Announcement

CCHE Seminar Series: Health consequences of shocks to absolute and relative income

Maripier Isabelle

l’Université Laval

Friday February 19th, 2020, 10am-12pm, Zoom

Abstract: The feeling of falling behind has been identified in recent research as a potential factor behind the rise in morbidity and mortality among certain population groups in developed economies, such as the U.S. and Canada. Improving our understanding of such dynamics is important, but identifying the health effects of changes to people’s relative economic situation separately from the health impact of changes to their absolute level of income is not straightforward. First, both absolute and relative income are likely endogenous inputs in the health production function. Second, changes to individuals’ absolute income levels often simultaneously affect their position within the income distribution. To address these challenges, this paper proposes an empirical strategy that draws on the importance and geographic concentration of the extractive industry in Canada. To deal with the potential reverse causality characterizing the relationship between health and income, we exploit exogenous movements in the price of oil, which predominantly affect the earnings of workers in the extractive industry. Oil price variations further induce different combinations of changes to absolute and relative income across individuals, based on their own labour market activity and on the share of their neighbours employed in the extractive industry. Using hospitalization records linked to census data, we capitalize on these combinations to investigate the extent to which people’s absolute and relative income trajectories separately contribute to the development of severe health conditions and to the utilization of inpatient care. Our results shed new light on mechanisms through which income inequality might affect people’s well-being.

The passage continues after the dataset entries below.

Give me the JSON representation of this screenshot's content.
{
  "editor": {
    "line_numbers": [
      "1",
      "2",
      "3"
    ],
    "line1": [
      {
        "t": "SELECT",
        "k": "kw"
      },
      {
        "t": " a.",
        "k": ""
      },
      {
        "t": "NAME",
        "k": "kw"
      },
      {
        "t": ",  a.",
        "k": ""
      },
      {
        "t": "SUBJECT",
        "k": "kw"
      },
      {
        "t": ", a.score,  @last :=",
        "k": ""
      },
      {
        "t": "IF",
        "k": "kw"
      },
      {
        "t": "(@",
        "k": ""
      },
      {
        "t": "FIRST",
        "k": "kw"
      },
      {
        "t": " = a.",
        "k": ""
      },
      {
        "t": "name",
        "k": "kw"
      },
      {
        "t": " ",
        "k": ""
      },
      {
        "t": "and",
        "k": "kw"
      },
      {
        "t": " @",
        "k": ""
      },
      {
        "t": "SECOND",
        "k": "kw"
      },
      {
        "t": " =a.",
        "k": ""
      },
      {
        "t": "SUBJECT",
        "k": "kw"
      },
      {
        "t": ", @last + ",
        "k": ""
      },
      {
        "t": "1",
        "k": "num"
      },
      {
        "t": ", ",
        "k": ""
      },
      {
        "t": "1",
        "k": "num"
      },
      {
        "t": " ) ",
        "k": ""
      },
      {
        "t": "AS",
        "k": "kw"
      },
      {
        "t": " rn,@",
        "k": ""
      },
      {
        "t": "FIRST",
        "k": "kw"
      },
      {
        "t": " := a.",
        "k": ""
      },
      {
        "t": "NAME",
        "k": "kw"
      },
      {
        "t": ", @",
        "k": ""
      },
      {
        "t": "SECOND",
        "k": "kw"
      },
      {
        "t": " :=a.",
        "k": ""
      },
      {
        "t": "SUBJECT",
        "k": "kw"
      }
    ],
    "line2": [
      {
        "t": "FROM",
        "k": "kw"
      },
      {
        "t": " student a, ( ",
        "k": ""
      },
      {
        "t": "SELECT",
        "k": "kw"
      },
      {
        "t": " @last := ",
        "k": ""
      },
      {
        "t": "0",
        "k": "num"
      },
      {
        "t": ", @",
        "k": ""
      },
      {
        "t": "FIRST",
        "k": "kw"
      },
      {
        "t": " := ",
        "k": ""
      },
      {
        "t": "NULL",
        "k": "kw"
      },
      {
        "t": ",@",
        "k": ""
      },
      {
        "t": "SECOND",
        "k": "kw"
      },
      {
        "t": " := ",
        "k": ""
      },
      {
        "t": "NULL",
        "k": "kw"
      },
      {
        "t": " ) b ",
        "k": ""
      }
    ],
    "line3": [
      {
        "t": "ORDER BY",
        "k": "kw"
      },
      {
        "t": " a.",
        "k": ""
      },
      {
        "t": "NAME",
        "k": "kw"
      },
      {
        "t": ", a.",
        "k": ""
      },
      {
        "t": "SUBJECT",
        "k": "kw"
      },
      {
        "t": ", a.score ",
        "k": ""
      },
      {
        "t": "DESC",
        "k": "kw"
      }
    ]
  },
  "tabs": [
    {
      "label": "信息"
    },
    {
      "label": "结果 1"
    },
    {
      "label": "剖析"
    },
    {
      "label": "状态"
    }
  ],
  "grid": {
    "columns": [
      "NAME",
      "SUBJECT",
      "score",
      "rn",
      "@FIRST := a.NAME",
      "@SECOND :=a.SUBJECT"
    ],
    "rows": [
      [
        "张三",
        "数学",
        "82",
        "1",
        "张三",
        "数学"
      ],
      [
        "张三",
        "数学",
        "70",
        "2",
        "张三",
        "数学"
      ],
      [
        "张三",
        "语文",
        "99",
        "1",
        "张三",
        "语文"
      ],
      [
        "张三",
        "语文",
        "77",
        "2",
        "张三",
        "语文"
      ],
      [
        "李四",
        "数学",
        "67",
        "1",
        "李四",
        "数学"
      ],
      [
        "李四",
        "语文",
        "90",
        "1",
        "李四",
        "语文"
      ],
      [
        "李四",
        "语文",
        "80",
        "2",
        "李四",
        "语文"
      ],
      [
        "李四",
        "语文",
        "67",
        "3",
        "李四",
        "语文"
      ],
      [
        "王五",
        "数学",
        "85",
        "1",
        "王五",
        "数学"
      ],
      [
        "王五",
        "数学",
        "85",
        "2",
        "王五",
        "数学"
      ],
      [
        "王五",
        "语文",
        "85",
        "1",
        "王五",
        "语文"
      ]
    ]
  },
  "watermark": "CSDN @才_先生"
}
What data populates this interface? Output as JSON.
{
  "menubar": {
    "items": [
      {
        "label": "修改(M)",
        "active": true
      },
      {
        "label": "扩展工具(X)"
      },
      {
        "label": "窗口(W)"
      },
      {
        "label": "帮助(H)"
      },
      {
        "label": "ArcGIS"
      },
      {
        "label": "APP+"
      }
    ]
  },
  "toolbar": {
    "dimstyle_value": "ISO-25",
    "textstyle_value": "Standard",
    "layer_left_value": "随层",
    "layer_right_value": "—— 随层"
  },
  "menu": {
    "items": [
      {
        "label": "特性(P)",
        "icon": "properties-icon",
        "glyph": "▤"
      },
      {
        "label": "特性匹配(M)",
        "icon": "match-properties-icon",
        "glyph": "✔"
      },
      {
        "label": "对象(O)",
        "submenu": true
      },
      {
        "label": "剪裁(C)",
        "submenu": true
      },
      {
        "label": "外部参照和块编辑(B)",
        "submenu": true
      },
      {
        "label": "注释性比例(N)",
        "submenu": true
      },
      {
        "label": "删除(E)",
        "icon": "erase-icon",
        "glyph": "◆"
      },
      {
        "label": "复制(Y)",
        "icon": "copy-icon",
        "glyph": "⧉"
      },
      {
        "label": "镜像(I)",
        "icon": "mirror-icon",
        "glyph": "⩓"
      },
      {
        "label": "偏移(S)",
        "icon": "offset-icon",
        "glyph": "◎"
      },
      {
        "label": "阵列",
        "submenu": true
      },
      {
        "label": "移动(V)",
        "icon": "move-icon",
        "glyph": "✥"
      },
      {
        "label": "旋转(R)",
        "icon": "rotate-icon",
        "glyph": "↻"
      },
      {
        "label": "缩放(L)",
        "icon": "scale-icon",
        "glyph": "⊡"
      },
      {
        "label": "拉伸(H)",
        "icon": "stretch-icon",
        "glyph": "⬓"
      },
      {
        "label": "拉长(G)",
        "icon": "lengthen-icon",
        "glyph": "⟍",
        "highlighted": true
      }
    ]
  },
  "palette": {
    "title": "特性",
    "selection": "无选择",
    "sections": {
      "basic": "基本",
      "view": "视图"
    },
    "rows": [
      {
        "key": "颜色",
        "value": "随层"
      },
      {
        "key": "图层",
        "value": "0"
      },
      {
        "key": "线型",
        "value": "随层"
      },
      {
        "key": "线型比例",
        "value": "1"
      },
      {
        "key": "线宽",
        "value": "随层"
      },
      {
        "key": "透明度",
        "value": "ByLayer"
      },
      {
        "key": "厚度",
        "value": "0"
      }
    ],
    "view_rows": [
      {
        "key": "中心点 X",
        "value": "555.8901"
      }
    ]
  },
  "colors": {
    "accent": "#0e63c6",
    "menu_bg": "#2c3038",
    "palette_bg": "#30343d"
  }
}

Maripier Isabelle is an assistant professor at the department of Economics at l’Université Laval (Québec, Canada), a researcher at the CERVO brain research centre, and chairholder of the Sentinel North Partnership Research Chair in Economics and Brain Health. Her current research addresses issues at the intersection of economic inequality, health economics and labour economics, with a focus on questions related to brain health and mental health. She is an associate member at the Centre de recherche sur les risques, les enjeux économiques et les politiques publiques and a faculty associate at the Canadian Center for Health Economics. She completed a PhD in Economics at the University of Toronto (Ontario, Canada) and a postdoctoral fellowship at the James M. and Cathleen D. Stone Centre for the Study of Wealth Inequality, at INSEAD (France).